Participants demonstrated high awareness of common mental health conditions like depression and generalized anxiety, consistent with findings that over 80% of students could identify these disorders (Duwal et al., 2024; Khayamali et al., 2023). However, awareness of less common conditions, including Parkinson’s disease and cerebral palsy, was notably low. The varying levels of awareness across different mental health issues may result from the greater emphasis placed on common conditions, as highlighted by Jorm (2012). Public health campaigns often prioritize widely recognized mental illnesses, such as anxiety and depression, potentially leaving gaps in awareness of neurological and developmental conditions, which warrants further exploration. Additionally, a significant portion of the population remains unaware of common mental health issues, such as anxiety, highlighting a lack of mental health literacy among school students which is consistent with mental health literacy among adolescents was low, with 29% recognizing depression and 1.31% aware of schizophrenia or psychosis (Ogorchukwu et al., 2016). This aligns with findings from community surveys conducted in Australia, Canada, India, Japan, Sweden, the UK, and the US, which reveal widespread difficulties in accurately recognizing mental disorders (Jorm, 2012). Our observation also revealed a notable variation in students’ awareness of depression and anxiety, highlighting the need for further exploration in this area.

5. Conclusion

Our study found that females had higher mental health literacy (MHL) than males, particularly in knowledge and help-seeking behavior, while males showed more erroneous beliefs. Parental education positively influenced MHL, with higher literacy among students from more educated families. Males from lower parental educational backgrounds excelled in self-help strategies, suggesting a complex relationship between gender, parental education, and different aspects of mental health literacy.

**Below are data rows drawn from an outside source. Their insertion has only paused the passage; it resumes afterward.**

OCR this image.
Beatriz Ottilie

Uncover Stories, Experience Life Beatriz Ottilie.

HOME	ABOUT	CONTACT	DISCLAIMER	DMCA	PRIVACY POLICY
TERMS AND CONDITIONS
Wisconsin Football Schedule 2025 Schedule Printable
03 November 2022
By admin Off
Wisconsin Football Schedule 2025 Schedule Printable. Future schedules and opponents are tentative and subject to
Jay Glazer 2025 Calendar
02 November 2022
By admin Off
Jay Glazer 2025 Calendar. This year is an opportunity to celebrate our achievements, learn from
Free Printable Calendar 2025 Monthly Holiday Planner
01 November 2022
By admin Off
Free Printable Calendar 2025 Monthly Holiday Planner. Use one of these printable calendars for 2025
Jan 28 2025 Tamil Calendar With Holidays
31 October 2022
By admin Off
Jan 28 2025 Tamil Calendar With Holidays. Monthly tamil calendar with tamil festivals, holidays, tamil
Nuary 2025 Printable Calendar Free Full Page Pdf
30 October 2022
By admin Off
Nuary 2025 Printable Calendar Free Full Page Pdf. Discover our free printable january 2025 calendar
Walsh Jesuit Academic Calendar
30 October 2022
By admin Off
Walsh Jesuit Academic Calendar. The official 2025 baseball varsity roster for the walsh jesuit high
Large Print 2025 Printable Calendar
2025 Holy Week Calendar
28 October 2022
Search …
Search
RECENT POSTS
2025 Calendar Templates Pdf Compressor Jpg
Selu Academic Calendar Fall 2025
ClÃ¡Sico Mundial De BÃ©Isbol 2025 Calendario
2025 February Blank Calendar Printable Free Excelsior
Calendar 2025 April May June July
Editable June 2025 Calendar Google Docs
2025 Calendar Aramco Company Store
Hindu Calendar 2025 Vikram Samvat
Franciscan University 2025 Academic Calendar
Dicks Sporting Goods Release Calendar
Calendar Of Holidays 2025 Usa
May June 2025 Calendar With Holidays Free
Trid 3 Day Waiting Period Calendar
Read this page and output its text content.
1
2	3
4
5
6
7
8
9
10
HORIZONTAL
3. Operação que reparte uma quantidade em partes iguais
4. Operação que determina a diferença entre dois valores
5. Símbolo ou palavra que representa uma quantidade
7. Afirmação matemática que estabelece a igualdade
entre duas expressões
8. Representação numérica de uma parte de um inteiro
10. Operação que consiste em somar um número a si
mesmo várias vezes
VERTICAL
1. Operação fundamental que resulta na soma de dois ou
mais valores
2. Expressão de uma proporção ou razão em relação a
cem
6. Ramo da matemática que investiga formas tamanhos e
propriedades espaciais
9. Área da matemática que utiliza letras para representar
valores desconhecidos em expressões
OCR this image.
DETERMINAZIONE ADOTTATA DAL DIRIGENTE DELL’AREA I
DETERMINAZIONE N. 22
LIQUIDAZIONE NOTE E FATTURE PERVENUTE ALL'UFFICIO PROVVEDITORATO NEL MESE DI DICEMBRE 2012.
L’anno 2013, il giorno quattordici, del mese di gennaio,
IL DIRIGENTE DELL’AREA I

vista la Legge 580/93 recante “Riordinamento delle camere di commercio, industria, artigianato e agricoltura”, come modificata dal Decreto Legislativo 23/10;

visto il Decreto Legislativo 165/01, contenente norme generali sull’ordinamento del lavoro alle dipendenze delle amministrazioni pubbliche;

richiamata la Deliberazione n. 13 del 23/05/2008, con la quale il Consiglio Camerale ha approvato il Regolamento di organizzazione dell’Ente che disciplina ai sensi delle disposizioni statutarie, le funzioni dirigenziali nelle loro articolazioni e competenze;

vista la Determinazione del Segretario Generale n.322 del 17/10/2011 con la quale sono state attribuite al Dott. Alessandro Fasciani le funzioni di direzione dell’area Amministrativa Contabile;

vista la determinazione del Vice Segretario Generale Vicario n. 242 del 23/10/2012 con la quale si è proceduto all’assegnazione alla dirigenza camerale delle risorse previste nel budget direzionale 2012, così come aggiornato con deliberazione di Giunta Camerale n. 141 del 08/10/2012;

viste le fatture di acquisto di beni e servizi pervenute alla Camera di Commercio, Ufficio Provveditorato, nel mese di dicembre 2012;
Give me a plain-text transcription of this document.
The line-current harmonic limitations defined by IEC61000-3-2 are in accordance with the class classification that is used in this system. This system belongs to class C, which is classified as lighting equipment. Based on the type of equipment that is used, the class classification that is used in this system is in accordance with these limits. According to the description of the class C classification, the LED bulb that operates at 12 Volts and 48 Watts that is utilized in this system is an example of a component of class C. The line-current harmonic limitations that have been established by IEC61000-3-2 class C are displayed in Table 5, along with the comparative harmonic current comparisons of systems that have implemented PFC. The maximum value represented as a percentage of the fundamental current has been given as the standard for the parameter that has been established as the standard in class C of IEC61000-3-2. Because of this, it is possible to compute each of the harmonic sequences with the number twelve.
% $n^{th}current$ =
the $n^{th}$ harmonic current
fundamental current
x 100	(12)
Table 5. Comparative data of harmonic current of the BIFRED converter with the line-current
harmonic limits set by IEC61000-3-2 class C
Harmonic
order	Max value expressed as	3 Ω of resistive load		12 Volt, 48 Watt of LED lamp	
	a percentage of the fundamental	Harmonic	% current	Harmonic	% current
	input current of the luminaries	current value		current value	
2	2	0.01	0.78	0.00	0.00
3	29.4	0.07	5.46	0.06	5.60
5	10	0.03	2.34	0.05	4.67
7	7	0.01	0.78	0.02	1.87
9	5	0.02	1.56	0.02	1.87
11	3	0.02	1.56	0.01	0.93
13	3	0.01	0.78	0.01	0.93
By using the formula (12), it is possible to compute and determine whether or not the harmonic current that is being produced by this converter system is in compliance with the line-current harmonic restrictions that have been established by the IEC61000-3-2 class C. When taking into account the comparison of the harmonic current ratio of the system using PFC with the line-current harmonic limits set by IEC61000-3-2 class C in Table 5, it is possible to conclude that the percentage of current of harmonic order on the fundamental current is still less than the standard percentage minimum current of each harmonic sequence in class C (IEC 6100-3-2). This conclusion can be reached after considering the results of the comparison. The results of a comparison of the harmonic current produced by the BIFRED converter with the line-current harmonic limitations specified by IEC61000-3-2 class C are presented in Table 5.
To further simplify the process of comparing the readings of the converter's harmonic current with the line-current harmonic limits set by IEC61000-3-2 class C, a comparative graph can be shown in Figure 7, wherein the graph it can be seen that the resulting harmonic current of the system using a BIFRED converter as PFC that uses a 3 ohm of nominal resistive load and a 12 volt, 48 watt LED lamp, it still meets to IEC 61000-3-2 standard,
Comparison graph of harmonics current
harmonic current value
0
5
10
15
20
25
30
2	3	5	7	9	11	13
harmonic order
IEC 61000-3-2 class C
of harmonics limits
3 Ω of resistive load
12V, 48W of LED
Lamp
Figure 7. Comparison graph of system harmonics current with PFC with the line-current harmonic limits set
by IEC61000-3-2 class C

While awareness of common mental health conditions like depression and anxiety was high, knowledge of less common conditions was low, highlighting gaps in mental health education. These results emphasize the need for targeted interventions, especially for male students and those from lower educational backgrounds.

5.1. Implication

This study highlights the need for targeted interventions to improve mental health literacy (MHL) in male students, particularly those from lower parental education backgrounds. It emphasizes the importance of parental involvement and school-based mental health education. Future research should explore the complex relationship between gender, parental education, and MHL to develop more effective interventions.

5.2. Future Directions

Future research should explore gender-based differences in mental health literacy, focusing on stereotypes and awareness of less common conditions like Parkinson’s disease. The role of parental education, parent-child intimacy, and school-based programs needs further investigation to enhance MHL. Additionally, examining MHL differences across public and private school students, particularly in help-seeking behaviors, and conducting longitudinal studies to assess the long-term effectiveness of current interventions are essential.

Acknowledgements

We sincerely thank the Sambhavya Foundation for their support and extend our gratitude to the foundation members for their invaluable contributions. We also thank the school principals and students for their support and participation in this study. Additionally, we acknowledge all the authors cited in this article for their valuable contributions.

Institutional Review Board Statement

We obtained permission from the school authorities from all the schools involved in this study. It followed the ethical guidelines of the Declaration of Helsinki, ensuring participants’ rights were protected throughout the research.

Informed Consent Statement

Informed consent was obtained from all subjects involved in the study.

Conflicts of Interest

The authors declare no conflicts of interest.